Queen Latifah, Billy Crystal among honorees at Kennedy Center gala
It was a night celebrating the arts, but just weeks before the beginning of a presidential election year, politics was difficult to avoid at the 46th Kennedy Center Honors.
A who’s who of Washington came together Sunday in the nation’s capital to recognize this year’s honorees: rapper and actor Queen Latifah, comedian Billy Crystal, opera star Renée Fleming, Bee Gees singer and songwriter Barry Gibb and singing legend Dionne Warwick.
“I had no idea you’ve done so much, and you’ve done it all in such a relatively short amount of time,” Robert De Niro, one of Hollywood’s fiercest critics of former President Trump, said as he took to the stage as part of a tribute to “When Harry Met Sally” star Crystal.

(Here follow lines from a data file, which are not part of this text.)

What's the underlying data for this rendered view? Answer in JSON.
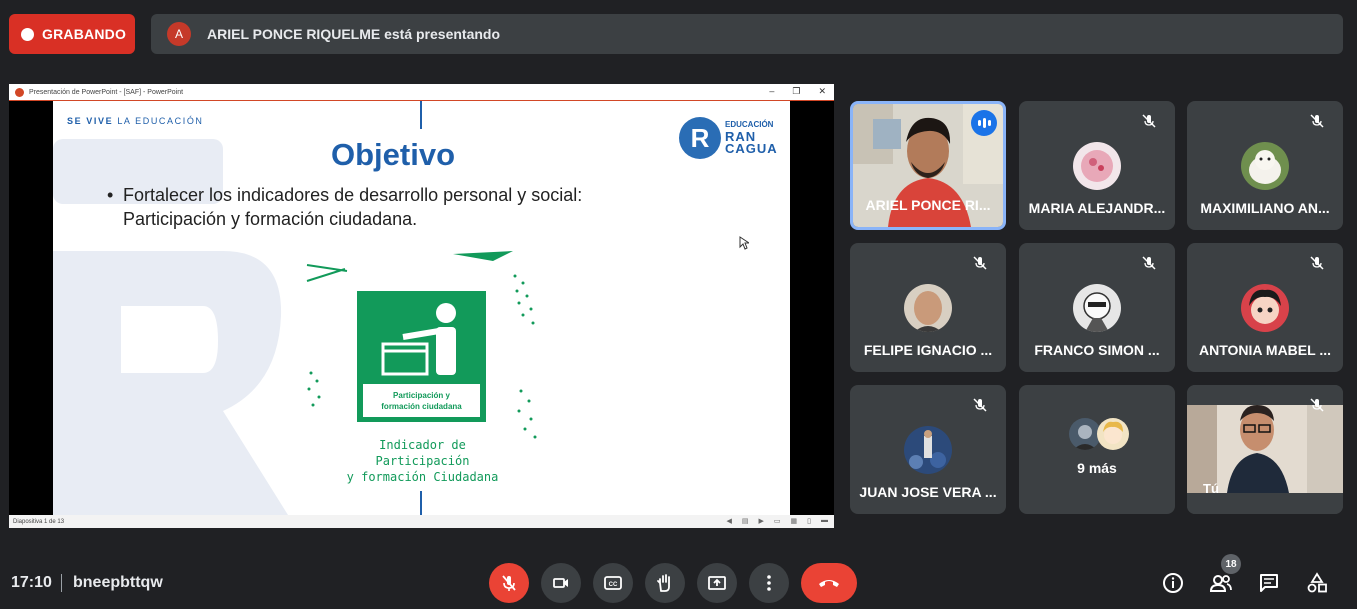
{
  "recording": {
    "label": "GRABANDO"
  },
  "presenter_bar": {
    "initial": "A",
    "text": "ARIEL PONCE RIQUELME está presentando"
  },
  "powerpoint": {
    "window_title": "Presentación de PowerPoint - [SAF] - PowerPoint",
    "status": "Diapositiva 1 de 13",
    "slide": {
      "tagline_bold": "SE VIVE",
      "tagline_rest": " LA EDUCACIÓN",
      "title": "Objetivo",
      "bullet_line1": "Fortalecer los indicadores de desarrollo personal y social:",
      "bullet_line2": "Participación y formación ciudadana.",
      "logo_letter": "R",
      "logo_small": "EDUCACIÓN",
      "logo_line1": "RAN",
      "logo_line2": "CAGUA",
      "indicator_box_line1": "Participación y",
      "indicator_box_line2": "formación ciudadana",
      "caption_line1": "Indicador de Participación",
      "caption_line2": "y formación Ciudadana"
    }
  },
  "participants": [
    {
      "name": "ARIEL PONCE RI...",
      "speaking": true
    },
    {
      "name": "MARIA ALEJANDR...",
      "muted": true
    },
    {
      "name": "MAXIMILIANO AN...",
      "muted": true
    },
    {
      "name": "FELIPE IGNACIO ...",
      "muted": true
    },
    {
      "name": "FRANCO SIMON ...",
      "muted": true
    },
    {
      "name": "ANTONIA MABEL ...",
      "muted": true
    },
    {
      "name": "JUAN JOSE VERA ...",
      "muted": true
    },
    {
      "name": "9 más"
    },
    {
      "name": "Tú",
      "muted": true
    }
  ],
  "bottom_bar": {
    "time": "17:10",
    "meeting_code": "bneepbttqw",
    "participant_count": "18",
    "icons": [
      "mic-off-icon",
      "camera-icon",
      "captions-icon",
      "raise-hand-icon",
      "present-icon",
      "more-vert-icon",
      "end-call-icon",
      "info-icon",
      "people-icon",
      "chat-icon",
      "activities-icon"
    ]
  },
  "colors": {
    "accent_red": "#ea4335",
    "background": "#202124",
    "tile": "#3c4043",
    "active_border": "#8ab4f8",
    "slide_blue": "#1f5faa",
    "slide_green": "#129a5a"
  }
}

“You’re only 75,” De Niro continued to Crystal, as President Biden looked on from the audience, before cracking, “that means you’re just about six years away from being the perfect age to be elected president.”
Biden is 81.
The president and Jill Biden received plenty of applause after being thanked during the ceremony by Kennedy Center board chair David Rubenstein for supporting the arts.
Biden has continued the tradition of the sitting president attending the gala. Trump declined to attend the Honors while in office, following criticism and boycott threats from some of the honorees.
In remarks at a White House reception held for this year’s group of Honors recipients ahead of the Kennedy Center event Sunday, Biden called Crystal “the American showman with a heart of gold.”
“And he promised me he’s not going to primary me,” Biden quipped. “He could win.”
Sen. Chuck Schumer (D-N.Y.) told ITK despite his long career on Capitol Hill, it was his first time at the Honors.
“We’re coming here for many reasons,” Schumer said. “But above all: Billy Crystal.”
Praising Crystal’s 2005 Broadway play “700 Sundays,” Schumer said, “He’s a real New Yorker.”
Rep. Nancy Pelosi (D-Calif.) estimated it was her 30th Honors. The event and the arts, the former Speaker said, are a “unifying thing” that helps the country to “laugh together, to cry together.”
At last year’s ceremony, the lawmaker’s husband, Paul Pelosi, made his first public appearance following a violent attack at his home.
“He wanted to be here tonight — he couldn’t be. He’ll be here next year for sure,” Pelosi said of her husband.
Fleming, who’s performed at the inaugurations of former President Obama and Biden, said it was “mind blowing” to have the commander in chief there to salute her this time around.
“It’s so thrilling. If I could fly, I’d be flying right now — that’s how excited I am,” Fleming said.
“Icing on the cake, right here!” Latifah, who was born Dana Owens, exclaimed as she made her way down the red carpet ahead of the event.
“This is the most incredible honor of my life,” Gibb said during taped remarks at the White House played as part of the Honors ceremony.
“Kindness and understanding, we seem to be losing that,” Gibb said, lamenting the current climate. “We need to grab it back,” the 77-year-old “Stayin’ Alive” singer said.
“Every year we worry, and sometimes it’s complicated. And this year, it wasn’t at all,” Kennedy Center President Deborah Rutter said of choosing the five Honors recipients.
“We knew that we wanted to celebrate hip hop,” Rutter said of this year’s event, which coincides with hip hop’s 50th anniversary.
“We actually started thinking from that perspective and built out from there,” Rutter said, calling the selection process “easy and fun.”
Other high-profile figures eyed at the ceremony: Supreme Court justices John Roberts and Sonia Sotomayor, Illinois Gov. J.B. Pritzker (D), second gentleman Doug Emhoff — who Rubenstein thanked for his “support of the fight against intolerance and antisemitism” — “Hamilton’s” Lin-Manuel Miranda, Michael Bublé, Dove Cameron, Amy Grant, Sigourney Weaver, Meg Ryan, Rita Moreno, Missy Elliott, Whoopi Goldberg, Bob Costas, Jay Leno, director Rob Reiner, Clive Davis, Sen. Joe Manchin (D-W.Va.), Gladys Knight, Fox News’s Bret Baier, Ariana DeBose, Sen. Ron Wyden (D-Ore.), Rep. Brian Fitzpatrick (R-Pa.), Christine Baranski, Little Big Town, Ben Platt, and Democratic Sens. Mark Warner (Va.) and Ed Markey (Mass).
The Kennedy Center Honors are set to air at 9 p.m. Dec. 27 on CBS.